Bloomberg: Silver files Summary judgement in Transition tax case

Monte Silver
By Monte Silver

May 15, 2020, 2:13 PM

· Case centers on whether officials followed procedures when issuing regulations


· Regulations would harm small business owners, filings say

A federal court should delay the enforcement against small businesses of regulations on repatriation of foreign profits until the IRS and Treasury Department have complied with procedural requirements, according to a new court filing.


Monte Silver and his company, Monte Silver Ltd., made that argument in a memorandum supporting their motion for summary judgement both filed on Friday at the U.S. District Court for the District of Columbia.

The lawsuit centers on whether federal officials followed the proper procedures when issuing regulations implementing tax code Section 965 . The section, created by the 2017 tax law, requires U.S. shareholders of certain foreign corporations to pay a “transition tax” on the corporations’ untaxed foreign earnings as if the earnings had been brought back to the U.S.

According to the filings, Silver and other small business owners emailed or submitted comments to the IRS and Treasury arguing that the statute and proposed regulations would continue to cause them “tremendous harm.”

The Argument

Silver, a U.S. citizen with an accounting and law firm in Israel, argued that the department and the IRS didn’t comply with the Regulatory Flexibility Act.
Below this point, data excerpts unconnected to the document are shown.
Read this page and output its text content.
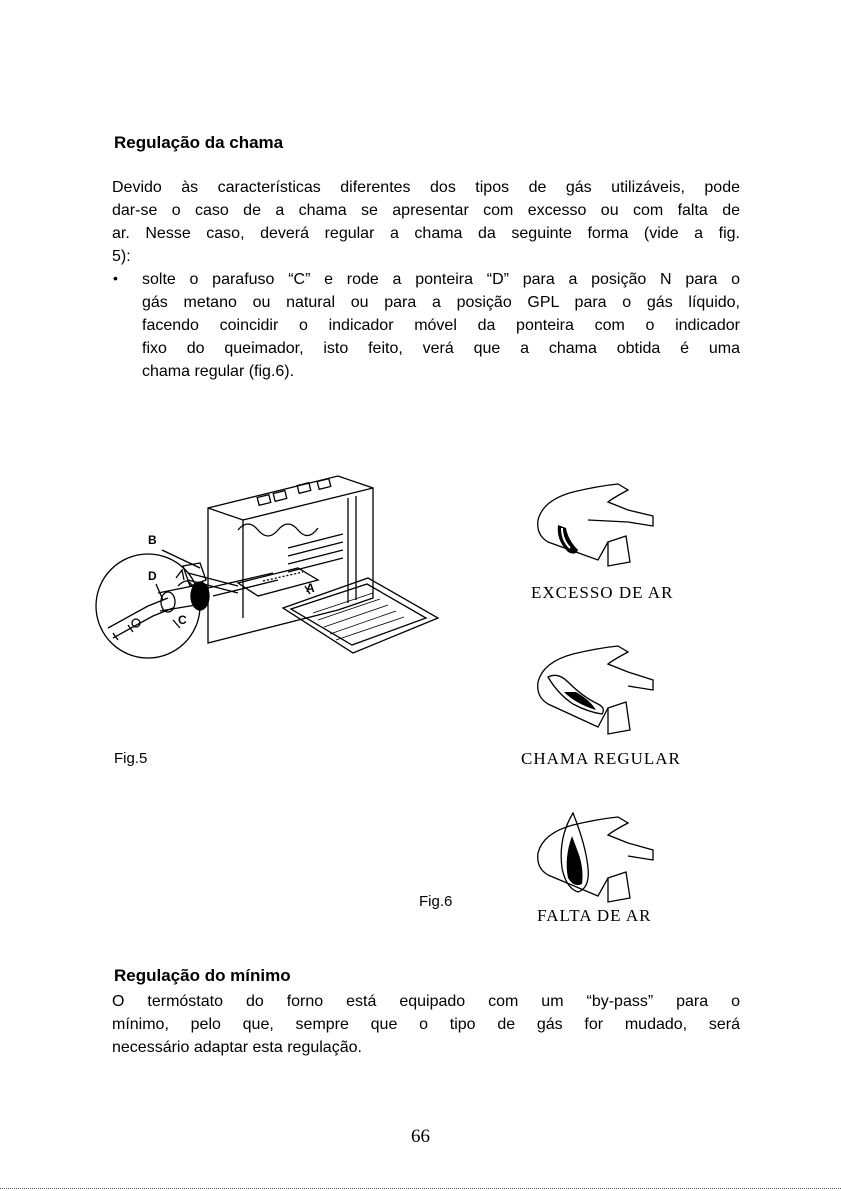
Regulação da chama
Devido às características diferentes dos tipos de gás utilizáveis, pode
dar-se o caso de a chama se apresentar com excesso ou com falta de
ar. Nesse caso, deverá regular a chama da seguinte forma (vide a fig.
5):
• solte o parafuso “C” e rode a ponteira “D” para a posição N para o
gás metano ou natural ou para a posição GPL para o gás líquido,
facendo coincidir o indicador móvel da ponteira com o indicador
fixo do queimador, isto feito, verá que a chama obtida é uma
chama regular (fig.6).
B
D
C
A
Fig.5
EXCESSO DE AR
CHAMA REGULAR
FALTA DE AR
Fig.6
Regulação do mínimo
O termóstato do forno está equipado com um “by-pass” para o
mínimo, pelo que, sempre que o tipo de gás for mudado, será
necessário adaptar esta regulação.
66
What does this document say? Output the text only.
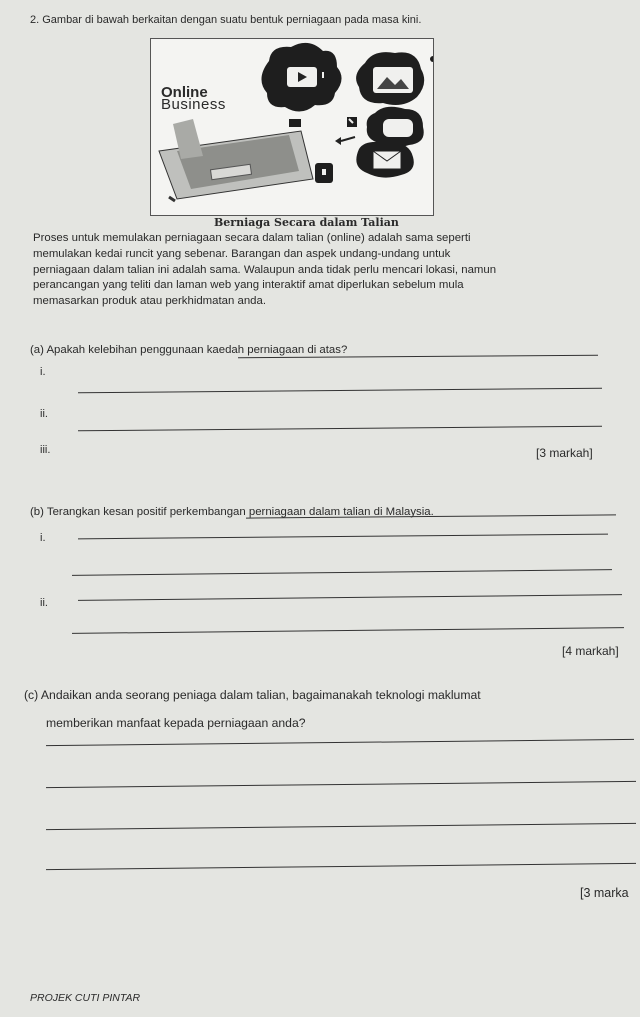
2. Gambar di bawah berkaitan dengan suatu bentuk perniagaan pada masa kini.
Online
Business
Berniaga Secara dalam Talian
Proses untuk memulakan perniagaan secara dalam talian (online) adalah sama seperti
memulakan kedai runcit yang sebenar. Barangan dan aspek undang-undang untuk
perniagaan dalam talian ini adalah sama. Walaupun anda tidak perlu mencari lokasi, namun
perancangan yang teliti dan laman web yang interaktif amat diperlukan sebelum mula
memasarkan produk atau perkhidmatan anda.
(a) Apakah kelebihan penggunaan kaedah perniagaan di atas?
i.
ii.
iii.	[3 markah]
(b) Terangkan kesan positif perkembangan perniagaan dalam talian di Malaysia.
i.
ii.
[4 markah]
(c) Andaikan anda seorang peniaga dalam talian, bagaimanakah teknologi maklumat
memberikan manfaat kepada perniagaan anda?
[3 marka
PROJEK CUTI PINTAR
The act generally requires an agency to provide an analysis alongside its regulations describing what the agency has done to minimize the economic impact of its rules on small entities while remaining faithful to the statutes.

The act, however, allows the head of the agency to certify that the rule wouldn’t have a “significant economic impact on a substantial number of small entities” in lieu of providing the analysis, as long as the agency factually supports that certification.
While Treasury issued such a certification alongside its regulations, it didn’t provide the required support, according to Silver.

“There is not an iota of evidence in the administrative record, not a single document or email, which supports the certification that the rule would not, if promulgated, have a significant economic impact on a substantial number of small entities,” wrote Silver and his company.

They also argued that Treasury failed to issue a required certification under the Paperwork Reduction Act affirming that its proposed regulations reduce reporting compliance burdens on small businesses. They said a checklist from federal officials titled “Paperwork Reduction Act Submission” didn’t qualify as a certification.

These purported violations of the Regulatory Flexibility Act and Paperwork Reduction Act “constitute a breach” of Treasury and the IRS’s responsibilities under the Administrative Procedure Act, which prohibits federal agencies from issuing regulations that are “arbitrary, capricious, an abuse of discretion, or otherwise not in accordance with law,” they said.

What Would a Win Mean?

A crucial question is whether the court would delay enforcing the regulations, even if it finds that federal officials didn’t meet their obligations. The court earlier held that the lawsuit wasn’t blocked by the Anti-Injunction Act, a law that generally prohibits lawsuits aimed at restraining tax assessment or collection, because the suit wasn’t focused on tax collection, but instead asked for an order for Treasury to do the regulatory and paperwork law analyses.

Judge Amit P. Mehta wrote that he didn’t need to decide whether the Anti-Injunction Act would allow him to halt enforcement of the regulations until he decided whether Treasury and the IRS met their obligations.

The government has until July 20 to respond.

Lawrence Marc Zell of Zell, Aron & Co. represented Monte Silver and Monte Silver Ltd.


The case is Silver v. Internal Revenue Service, D.D.C., No. 1:19-cv-00247, memorandum supporting summary judgment motion filed 5/15/20.